O ódio destilado em cada palavra do pastor midiático ajuda a reforçar um dos maiores desafios da atualidade: uma doença chamada “intolerância”, enquanto outro líder religioso, Francisco, impulsiona mudanças reais em prol da justiça social, fazendo da humildade um ato de resistência
Por Maíra Streit
O pastor Silas Malafaia parece fazer uso contínuo do ditado “Falem bem, falem mal, mas falem de mim”. Com amplo destaque na imprensa durante essa semana, após troca de ofensas com o jornalista Ricardo Boechat, ele voltou a ser o centro das atenções em torno de mais uma polêmica. Aliás, sua biografia está repleta delas, o que garante visibilidade a quem já demonstra um fetiche bastante particular pelos holofotes.

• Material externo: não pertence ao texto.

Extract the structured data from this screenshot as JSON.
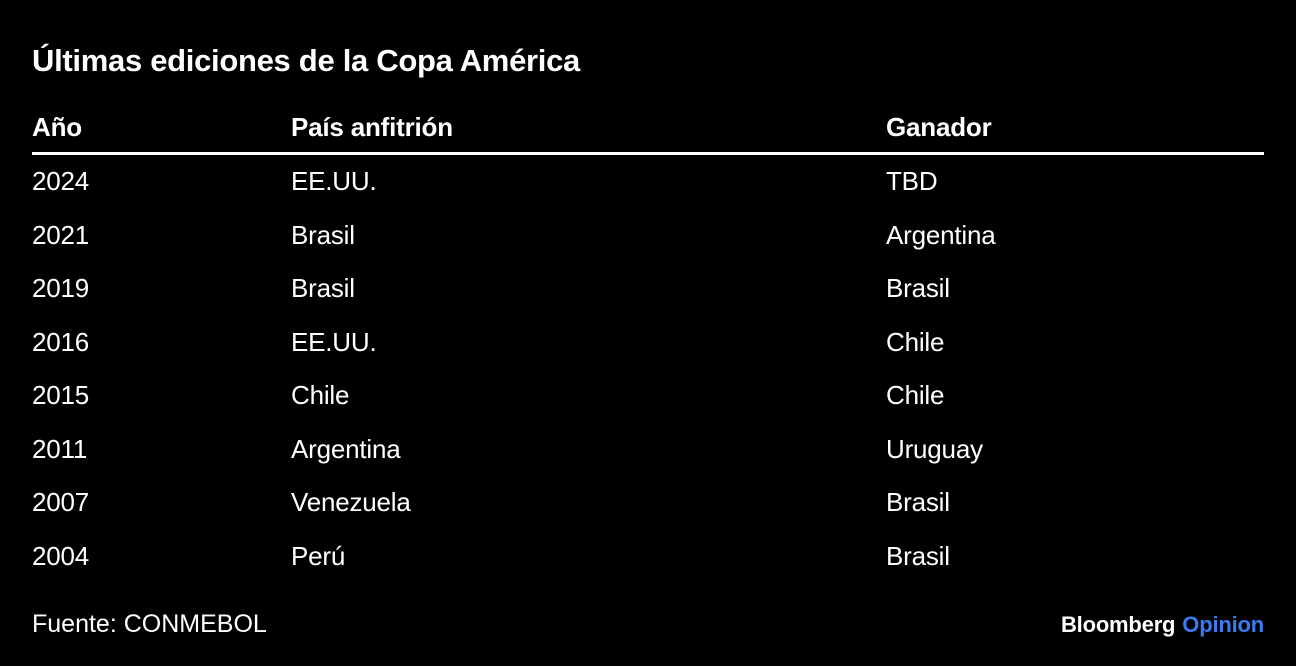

O jeito histriônico, o dedo em riste, o olhar vidrado e a violência das palavras que emprega se tornaram marcas registradas do líder da Assembleia de Deus Vitória em Cristo. E a maior celebridade gospel do país não economiza esforços em usar as câmeras para tentar destruir um de seus inimigos mais evidentes: a comunidade LGBT. “O ativismo gay é o fundamentalismo do lixo moral”, afirmou certa vez.
O vocabulário nada polido já foi usado contra a jornalista Eliane Brum – a quem se referiu como “vagabunda” – e o presidente da Associação Brasileira de Gays, Lésbicas, Bissexuais, Travestis e Transexuais (ABGLT), Toni Reis, chamado pelo pastor de “bandido” e “safado”. O ódio destilado em cada palavra ajuda a reforçar um dos maiores desafios da sociedade brasileira na atualidade: uma doença chamada “intolerância”, que, teoricamente, a religião deveria ser a última a propagar.
As críticas raivosas de Malafaia, no entanto, não pouparam sequer o papa Francisco, acusado por ele de ter uma postura “covarde” e de não alertar para o “pecado” que existiria por trás da homossexualidade. De acordo com o pastor, faltava ao pontífice ler mais vezes a Bíblia.
A declaração que provocou toda essa ira fora dada em uma entrevista, quando o papa disse que os gays devem ser integrados à sociedade, e não marginalizados, afirmando que não teria motivos para julgá-los. Com uma frase aparentemente simples, ele já dava sinais de que viera para trazer um respiro de esperança em tempos sombrios.
A ação é uma prova de que é possível ter posicionamento firme diante das discussões políticas e sociais no mundo, sem recorrer à arrogante tentativa de subjugar as pessoas. Não foram poucos os assuntos espinhosos em que Francisco se mostrou crítico e atento, como na defesa da reforma agrária e do financiamento público de campanhas eleitorais.
O papa assumiu a bandeira contra a pena de morte, a destruição ambiental e a indústria bélica, mediou a aproximação entre Cuba e Estados Unidos e recebeu, pela primeira vez na história do Vaticano, um grupo de gays e lésbicas para uma audiência, assim como acolheu um transexual que estava sendo perseguido na paróquia que frequentava.
É óbvio que a Igreja Católica ainda tem muitas contas a acertar para que possa, um dia, ter cara e pensamento condizentes com o século XXI, no que se refere aos direitos reprodutivos e sexuais da mulher, só para citar um exemplo. Mas também é nítido que sua liderança máxima tem demonstrado uma energia considerável em promover o diálogo, a compreensão e uma postura de igual para igual com as diferenças.
Ao ter a humildade como um ato de resistência, o argentino Jorge Bergoglio ensina que é preciso escapar da cegueira profunda provocada pelo fanatismo. Mostra isso de face plácida, pés descalços e a rebeldia inerente aos grandes revolucionários, enquanto outros comprometem a dignidade em troca de poder e alguns tostões a mais.
Até mesmo os que não são religiosos concordam que, na luta pela equidade, a figura de Francisco representa uma lição a esses corações tão míopes, empenhados em inflar uma multidão armada com um olhar que nada vê. Sem ver, sobretudo, as próprias incongruências.